Direct Proportionality in a Spec
So, you're asking, what did all that have to do with spectrophotometers?
Good question. Here's the short answer: a spectrophotometer is a device that measures how much light a solution absorbs, which is DIRECTLY PROPORTIONAL to the concentration of the solution.
That was a bit dense. Let's try a longer answer (stay with me here...): If you don't clean a fish tank for a long time, the water gets murky, right? That happens because lots of stuff (bacteria, algae, waste products) is floating around. And how can you tell lots of stuff is floating around? Because it's hard to see through. In a really bad case, you can't even find the fish. So, stuff floating around means light can't get through the water.
What if you could figure out a relationship between how much light gets through and how much stuff is floating around? Then you would have an easy way to figure out how badly off your fish are. Instead of taking a water sample, adding chemicals to preserve the cells, putting it under a microscope, and counting hundreds of tiny cells, you could just shine a light through it and measure how much light came out!
This is exactly what a spectrophotometer does. You take a solution, figure out what wavelength of light is most useful (more on that in a sec), then shine that light through and record how much got absorbed. Finally you use a graph like the one below to "translate" how much light got absorbed into how much stuff was in the water (officially, to "find the concentration of the solution").
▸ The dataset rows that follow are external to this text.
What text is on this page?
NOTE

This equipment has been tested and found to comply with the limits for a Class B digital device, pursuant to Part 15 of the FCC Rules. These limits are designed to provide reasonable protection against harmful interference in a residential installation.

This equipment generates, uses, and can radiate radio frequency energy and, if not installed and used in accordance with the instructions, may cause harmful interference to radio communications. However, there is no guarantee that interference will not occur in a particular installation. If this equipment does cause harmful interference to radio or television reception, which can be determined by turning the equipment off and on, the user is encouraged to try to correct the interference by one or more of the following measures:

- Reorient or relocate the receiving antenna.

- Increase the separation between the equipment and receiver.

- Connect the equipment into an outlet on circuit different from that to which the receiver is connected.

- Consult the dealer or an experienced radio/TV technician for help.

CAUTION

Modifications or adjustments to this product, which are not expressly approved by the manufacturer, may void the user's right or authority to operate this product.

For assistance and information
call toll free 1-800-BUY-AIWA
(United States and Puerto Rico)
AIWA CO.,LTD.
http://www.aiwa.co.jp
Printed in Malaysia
Wow, cool, notice the DIRECTLY PROPORTIONAL relationship here.
- No gunk, no light absorbed.
- A little gunk, a little light absorbed.
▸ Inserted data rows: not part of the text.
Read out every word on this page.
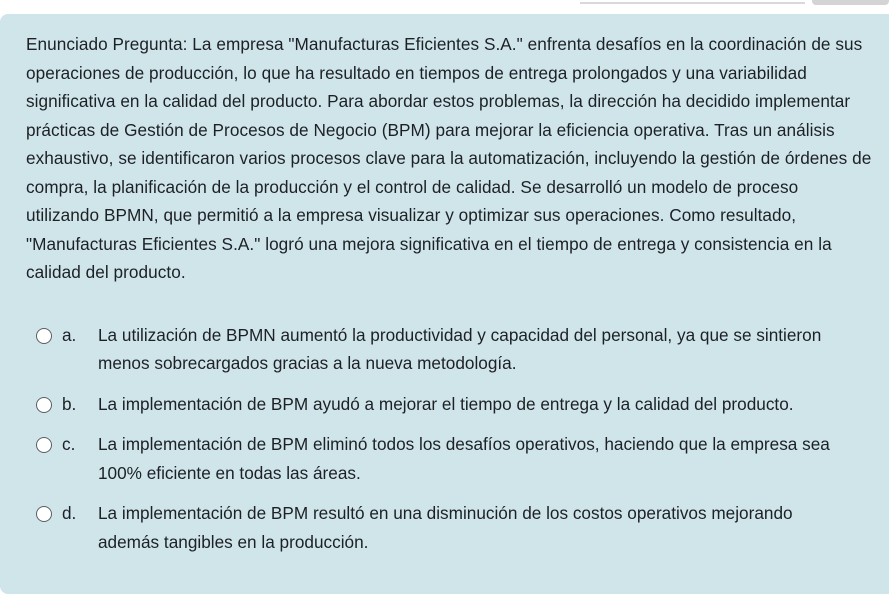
Enunciado Pregunta: La empresa "Manufacturas Eficientes S.A." enfrenta desafíos en la coordinación de sus operaciones de producción, lo que ha resultado en tiempos de entrega prolongados y una variabilidad significativa en la calidad del producto. Para abordar estos problemas, la dirección ha decidido implementar prácticas de Gestión de Procesos de Negocio (BPM) para mejorar la eficiencia operativa. Tras un análisis exhaustivo, se identificaron varios procesos clave para la automatización, incluyendo la gestión de órdenes de compra, la planificación de la producción y el control de calidad. Se desarrolló un modelo de proceso utilizando BPMN, que permitió a la empresa visualizar y optimizar sus operaciones. Como resultado, "Manufacturas Eficientes S.A." logró una mejora significativa en el tiempo de entrega y consistencia en la calidad del producto.

a.	La utilización de BPMN aumentó la productividad y capacidad del personal, ya que se sintieron menos sobrecargados gracias a la nueva metodología.
b.	La implementación de BPM ayudó a mejorar el tiempo de entrega y la calidad del producto.
c.	La implementación de BPM eliminó todos los desafíos operativos, haciendo que la empresa sea 100% eficiente en todas las áreas.
d.	La implementación de BPM resultó en una disminución de los costos operativos mejorando además tangibles en la producción.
- Lots of gunk, lots of light absorbed. Bye bye fish.
What is the slope of the graph above?
Before you can even start to answer this, you need to think about units. Y is measured in OD units (whatever they are... we'll get to that). X is concentration, which ranges from 0 percent to 100 percent. So a useful unit for x would be "percent concentration". Thus the units of the slope are "OD / percent concentration".
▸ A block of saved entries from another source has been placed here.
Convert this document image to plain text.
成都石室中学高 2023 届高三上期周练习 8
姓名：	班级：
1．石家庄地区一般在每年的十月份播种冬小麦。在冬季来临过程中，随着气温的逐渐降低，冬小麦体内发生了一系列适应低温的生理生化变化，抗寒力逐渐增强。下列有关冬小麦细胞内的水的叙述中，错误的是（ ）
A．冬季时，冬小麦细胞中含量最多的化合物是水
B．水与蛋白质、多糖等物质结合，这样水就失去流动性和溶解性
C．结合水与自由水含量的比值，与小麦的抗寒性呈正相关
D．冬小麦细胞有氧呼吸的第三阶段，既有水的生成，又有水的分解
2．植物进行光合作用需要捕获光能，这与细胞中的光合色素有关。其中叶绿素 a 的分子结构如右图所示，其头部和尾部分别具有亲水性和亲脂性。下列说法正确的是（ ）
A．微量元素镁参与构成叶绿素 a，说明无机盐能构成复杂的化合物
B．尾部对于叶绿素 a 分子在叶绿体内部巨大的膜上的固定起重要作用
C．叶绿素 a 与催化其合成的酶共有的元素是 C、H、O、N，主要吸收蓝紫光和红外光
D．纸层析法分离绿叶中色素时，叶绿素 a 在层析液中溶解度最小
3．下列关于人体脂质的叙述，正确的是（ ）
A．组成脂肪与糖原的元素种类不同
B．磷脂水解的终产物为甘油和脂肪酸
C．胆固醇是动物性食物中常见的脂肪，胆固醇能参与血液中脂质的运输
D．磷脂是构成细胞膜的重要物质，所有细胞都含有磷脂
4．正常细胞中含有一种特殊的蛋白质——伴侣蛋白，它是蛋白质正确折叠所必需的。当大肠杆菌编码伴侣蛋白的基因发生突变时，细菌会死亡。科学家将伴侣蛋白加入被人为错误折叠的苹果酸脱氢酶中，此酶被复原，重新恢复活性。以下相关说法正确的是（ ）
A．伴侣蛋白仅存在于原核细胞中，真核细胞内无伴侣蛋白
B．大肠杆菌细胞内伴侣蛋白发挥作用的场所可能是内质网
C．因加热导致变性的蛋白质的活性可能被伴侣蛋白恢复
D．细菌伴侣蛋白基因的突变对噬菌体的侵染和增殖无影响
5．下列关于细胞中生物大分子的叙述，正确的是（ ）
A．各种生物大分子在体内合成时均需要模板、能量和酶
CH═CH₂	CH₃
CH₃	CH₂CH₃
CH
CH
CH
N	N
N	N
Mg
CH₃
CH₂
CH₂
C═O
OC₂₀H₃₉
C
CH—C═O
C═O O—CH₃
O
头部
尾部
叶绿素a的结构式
(To make this problem interactive, turn on javascript!)
- I need a hint ... : Approximately what is the value of y at x=50?
- ...another hint ... : At x = 50, y = 1, so the slope is 1/50
- ...another hint ... : 1/50 simplifies to...
I think I have the answer: 0.02 units OD/percent concentration
In other words, the OD increases by 0.02 units for every additional 1 percent concentration of gunk.